The Monday night game, Burnley vs Tottenham, refereed by Michael Oliver, perfectly highlighted the consistent failure of referees to uphold the same overlooked rules, and get away with it. The uncharacteristic praise from Jose Mourinho claiming Oliver was “very, very, good,” will make sure that nothing changes.Embed from Getty Images
The first of many rules ignored, yet broken every game, is the six second rule. Goalkeepers hold onto the ball routinely for over double this time, and even when complained about to the referee, done by Harry Kane to Oliver, nothing is done, and the time-wasting is allowed.

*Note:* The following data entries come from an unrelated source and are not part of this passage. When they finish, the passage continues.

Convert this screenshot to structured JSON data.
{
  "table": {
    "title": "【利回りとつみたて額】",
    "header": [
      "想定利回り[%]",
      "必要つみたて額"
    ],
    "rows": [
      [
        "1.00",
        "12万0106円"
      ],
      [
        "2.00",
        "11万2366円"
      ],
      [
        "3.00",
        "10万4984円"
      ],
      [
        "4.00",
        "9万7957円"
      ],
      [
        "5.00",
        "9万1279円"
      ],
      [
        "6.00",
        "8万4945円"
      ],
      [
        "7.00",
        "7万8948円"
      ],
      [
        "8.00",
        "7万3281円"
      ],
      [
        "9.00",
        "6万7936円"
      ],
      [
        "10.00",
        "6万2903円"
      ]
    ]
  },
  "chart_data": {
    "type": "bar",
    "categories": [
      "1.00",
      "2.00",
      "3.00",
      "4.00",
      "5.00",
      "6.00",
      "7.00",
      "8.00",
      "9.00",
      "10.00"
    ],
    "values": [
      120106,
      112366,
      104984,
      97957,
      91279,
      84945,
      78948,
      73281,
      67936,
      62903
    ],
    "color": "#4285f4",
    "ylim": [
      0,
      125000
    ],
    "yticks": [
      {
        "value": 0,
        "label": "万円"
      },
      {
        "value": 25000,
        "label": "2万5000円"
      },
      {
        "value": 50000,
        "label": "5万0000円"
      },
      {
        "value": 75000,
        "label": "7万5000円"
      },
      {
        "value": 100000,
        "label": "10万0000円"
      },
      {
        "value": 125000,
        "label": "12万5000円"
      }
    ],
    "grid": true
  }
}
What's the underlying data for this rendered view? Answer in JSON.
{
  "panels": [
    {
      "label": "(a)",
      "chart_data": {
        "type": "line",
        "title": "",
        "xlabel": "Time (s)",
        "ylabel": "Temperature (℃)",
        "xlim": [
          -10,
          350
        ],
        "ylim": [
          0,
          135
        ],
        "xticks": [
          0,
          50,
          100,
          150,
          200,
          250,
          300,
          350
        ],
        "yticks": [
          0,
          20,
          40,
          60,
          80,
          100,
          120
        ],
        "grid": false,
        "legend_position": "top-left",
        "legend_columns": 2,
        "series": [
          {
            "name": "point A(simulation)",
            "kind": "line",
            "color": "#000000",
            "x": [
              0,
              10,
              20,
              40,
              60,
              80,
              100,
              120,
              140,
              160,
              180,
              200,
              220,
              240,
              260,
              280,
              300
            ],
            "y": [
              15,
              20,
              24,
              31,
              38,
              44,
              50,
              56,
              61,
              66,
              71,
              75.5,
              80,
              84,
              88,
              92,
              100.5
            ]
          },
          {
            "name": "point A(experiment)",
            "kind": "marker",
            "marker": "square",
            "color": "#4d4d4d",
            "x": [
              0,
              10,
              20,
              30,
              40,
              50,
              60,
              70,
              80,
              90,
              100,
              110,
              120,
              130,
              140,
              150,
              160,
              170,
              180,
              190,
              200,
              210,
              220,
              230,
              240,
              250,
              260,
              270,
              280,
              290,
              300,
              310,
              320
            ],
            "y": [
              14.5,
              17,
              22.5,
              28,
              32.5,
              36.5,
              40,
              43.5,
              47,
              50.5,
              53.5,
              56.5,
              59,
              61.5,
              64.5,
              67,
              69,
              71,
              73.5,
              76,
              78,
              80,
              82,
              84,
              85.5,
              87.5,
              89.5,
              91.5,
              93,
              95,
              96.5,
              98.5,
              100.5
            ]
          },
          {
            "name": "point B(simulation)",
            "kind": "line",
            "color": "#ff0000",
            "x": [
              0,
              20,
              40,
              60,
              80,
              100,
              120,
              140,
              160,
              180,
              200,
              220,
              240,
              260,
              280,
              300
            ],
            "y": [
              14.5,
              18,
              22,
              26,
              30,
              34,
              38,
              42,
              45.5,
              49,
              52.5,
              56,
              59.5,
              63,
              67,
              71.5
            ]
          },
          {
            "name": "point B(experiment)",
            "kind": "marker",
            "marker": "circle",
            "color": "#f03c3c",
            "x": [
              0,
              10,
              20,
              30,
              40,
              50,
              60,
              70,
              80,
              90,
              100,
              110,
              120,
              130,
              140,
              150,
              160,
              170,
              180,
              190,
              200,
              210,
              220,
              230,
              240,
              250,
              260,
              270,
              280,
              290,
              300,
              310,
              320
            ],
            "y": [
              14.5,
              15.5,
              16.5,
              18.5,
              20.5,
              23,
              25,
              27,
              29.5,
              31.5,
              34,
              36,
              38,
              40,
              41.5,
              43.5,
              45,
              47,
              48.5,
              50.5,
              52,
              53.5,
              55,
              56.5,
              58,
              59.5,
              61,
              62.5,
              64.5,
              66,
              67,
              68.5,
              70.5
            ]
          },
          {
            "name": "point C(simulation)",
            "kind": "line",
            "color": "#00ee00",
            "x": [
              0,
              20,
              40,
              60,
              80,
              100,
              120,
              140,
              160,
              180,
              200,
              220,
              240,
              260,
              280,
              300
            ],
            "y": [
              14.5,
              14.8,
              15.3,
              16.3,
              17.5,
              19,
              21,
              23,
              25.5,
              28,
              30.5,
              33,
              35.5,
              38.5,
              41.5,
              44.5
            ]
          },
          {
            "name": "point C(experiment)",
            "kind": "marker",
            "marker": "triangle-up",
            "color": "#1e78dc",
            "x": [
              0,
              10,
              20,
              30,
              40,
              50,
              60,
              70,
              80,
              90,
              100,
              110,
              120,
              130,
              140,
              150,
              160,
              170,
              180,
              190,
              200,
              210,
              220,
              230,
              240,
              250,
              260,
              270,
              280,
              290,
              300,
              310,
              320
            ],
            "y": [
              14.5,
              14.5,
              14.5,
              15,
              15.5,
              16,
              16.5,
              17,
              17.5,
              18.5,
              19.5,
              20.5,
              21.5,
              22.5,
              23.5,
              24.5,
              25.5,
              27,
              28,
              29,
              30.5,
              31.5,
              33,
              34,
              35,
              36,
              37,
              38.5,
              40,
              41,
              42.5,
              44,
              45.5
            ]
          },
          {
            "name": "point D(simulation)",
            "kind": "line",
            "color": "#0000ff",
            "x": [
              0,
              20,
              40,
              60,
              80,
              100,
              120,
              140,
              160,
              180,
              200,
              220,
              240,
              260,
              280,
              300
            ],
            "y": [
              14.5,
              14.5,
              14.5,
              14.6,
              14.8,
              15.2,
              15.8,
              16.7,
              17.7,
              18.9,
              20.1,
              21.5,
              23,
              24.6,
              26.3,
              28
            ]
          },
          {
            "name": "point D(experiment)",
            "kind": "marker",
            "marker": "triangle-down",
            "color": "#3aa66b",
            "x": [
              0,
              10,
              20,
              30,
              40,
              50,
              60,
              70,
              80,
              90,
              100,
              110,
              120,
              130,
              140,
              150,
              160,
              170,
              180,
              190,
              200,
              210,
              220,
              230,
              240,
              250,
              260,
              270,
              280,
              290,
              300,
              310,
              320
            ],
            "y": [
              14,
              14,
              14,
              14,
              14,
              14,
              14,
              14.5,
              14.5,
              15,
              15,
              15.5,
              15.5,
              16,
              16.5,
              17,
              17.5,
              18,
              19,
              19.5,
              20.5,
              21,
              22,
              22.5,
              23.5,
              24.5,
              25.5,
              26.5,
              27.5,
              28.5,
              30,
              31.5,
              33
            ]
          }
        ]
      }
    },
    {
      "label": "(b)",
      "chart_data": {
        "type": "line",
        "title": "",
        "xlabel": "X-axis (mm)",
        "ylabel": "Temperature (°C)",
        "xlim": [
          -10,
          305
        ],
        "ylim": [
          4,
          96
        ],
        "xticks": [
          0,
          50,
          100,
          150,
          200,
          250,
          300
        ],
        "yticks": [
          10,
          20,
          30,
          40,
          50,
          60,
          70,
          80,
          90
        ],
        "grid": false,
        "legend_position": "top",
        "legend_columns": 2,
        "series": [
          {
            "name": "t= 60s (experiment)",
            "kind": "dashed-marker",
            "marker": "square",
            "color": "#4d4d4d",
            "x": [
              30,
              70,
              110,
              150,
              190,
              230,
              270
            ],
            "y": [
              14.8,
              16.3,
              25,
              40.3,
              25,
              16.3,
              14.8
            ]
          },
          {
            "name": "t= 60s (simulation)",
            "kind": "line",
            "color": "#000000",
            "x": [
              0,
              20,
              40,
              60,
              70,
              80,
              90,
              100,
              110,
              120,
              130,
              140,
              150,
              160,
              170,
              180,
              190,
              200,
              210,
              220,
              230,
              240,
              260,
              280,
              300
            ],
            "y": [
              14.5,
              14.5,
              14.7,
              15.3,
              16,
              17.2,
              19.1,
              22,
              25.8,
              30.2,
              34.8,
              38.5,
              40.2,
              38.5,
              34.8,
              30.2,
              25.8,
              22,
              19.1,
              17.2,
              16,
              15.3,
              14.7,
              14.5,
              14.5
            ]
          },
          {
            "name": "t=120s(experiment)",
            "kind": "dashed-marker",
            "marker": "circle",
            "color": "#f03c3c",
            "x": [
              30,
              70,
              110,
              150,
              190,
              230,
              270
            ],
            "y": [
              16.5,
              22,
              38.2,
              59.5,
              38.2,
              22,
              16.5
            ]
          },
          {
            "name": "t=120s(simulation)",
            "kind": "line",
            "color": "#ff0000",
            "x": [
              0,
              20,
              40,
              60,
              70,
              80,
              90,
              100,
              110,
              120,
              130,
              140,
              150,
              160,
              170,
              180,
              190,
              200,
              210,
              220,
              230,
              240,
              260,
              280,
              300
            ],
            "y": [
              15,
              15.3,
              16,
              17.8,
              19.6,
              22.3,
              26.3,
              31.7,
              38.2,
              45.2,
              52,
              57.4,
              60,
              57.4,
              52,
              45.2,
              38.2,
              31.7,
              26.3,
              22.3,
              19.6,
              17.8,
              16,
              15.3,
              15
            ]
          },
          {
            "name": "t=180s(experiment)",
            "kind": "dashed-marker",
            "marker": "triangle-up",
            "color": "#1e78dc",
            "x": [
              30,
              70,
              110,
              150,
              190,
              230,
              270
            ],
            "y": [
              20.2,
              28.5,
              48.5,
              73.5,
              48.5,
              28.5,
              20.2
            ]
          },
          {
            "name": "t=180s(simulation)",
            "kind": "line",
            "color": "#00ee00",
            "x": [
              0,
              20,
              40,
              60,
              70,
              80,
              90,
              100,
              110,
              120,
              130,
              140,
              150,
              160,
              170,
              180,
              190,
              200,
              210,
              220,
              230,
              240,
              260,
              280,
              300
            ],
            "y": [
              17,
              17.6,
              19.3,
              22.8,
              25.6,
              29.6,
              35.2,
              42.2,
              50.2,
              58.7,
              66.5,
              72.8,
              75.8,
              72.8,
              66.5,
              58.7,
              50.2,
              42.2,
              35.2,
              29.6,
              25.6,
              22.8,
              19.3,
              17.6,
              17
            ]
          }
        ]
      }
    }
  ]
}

Another piece of what is almost affectionately described as gamesmanship, is the un-punished deliberate stopping of a quick free-kick, by standing directly infront of the ball. When Moussa Sissoko found himself in breach of the law, having successfully prevented Burnley from getting the ball forward before his team were defensively set, all he was forced to do by Oliver is walk backwards after the damage had been done, no yellow card in sight. This despite the FA website stating that a player “must be cautioned for delaying the restart of play” in this situation.
Despite receiving praise for his performance, Oliver also missed a foul by Eric Dier, who had a handful of a Burnley shirt from a corner, and should have been punished with a penalty. Illegal holding, especially at set pieces, seems these days to be a 50/50 as to whether it will be punished, with Brighton’s Tariq Lamptey being punished recently against Crystal Palace for the offence, but Harry Maguire going un-punished against Chelsea this week.
When the Premier League attempted to crack down on it, only Mike Dean was brave enough to award penalties, yet received so much stick for the amount he was awarding, that he was forced to stop, with no back-up from colleagues. Now with VAR in place there was hope that these offences would be punished, yet the offence by Dier on Monday was also missed by VAR operator Craig Pawson.
Strike three. Out. Not a very, very, good performance.
Sean Dyche summed up the acceptance of these types of offences after the game when describing the goal, saying “there was a bit of blocking going on, but that’s standard.” The standard level of referees is to ignore rules.
With referees being praised for this standard, don’t expect it to change any time soon.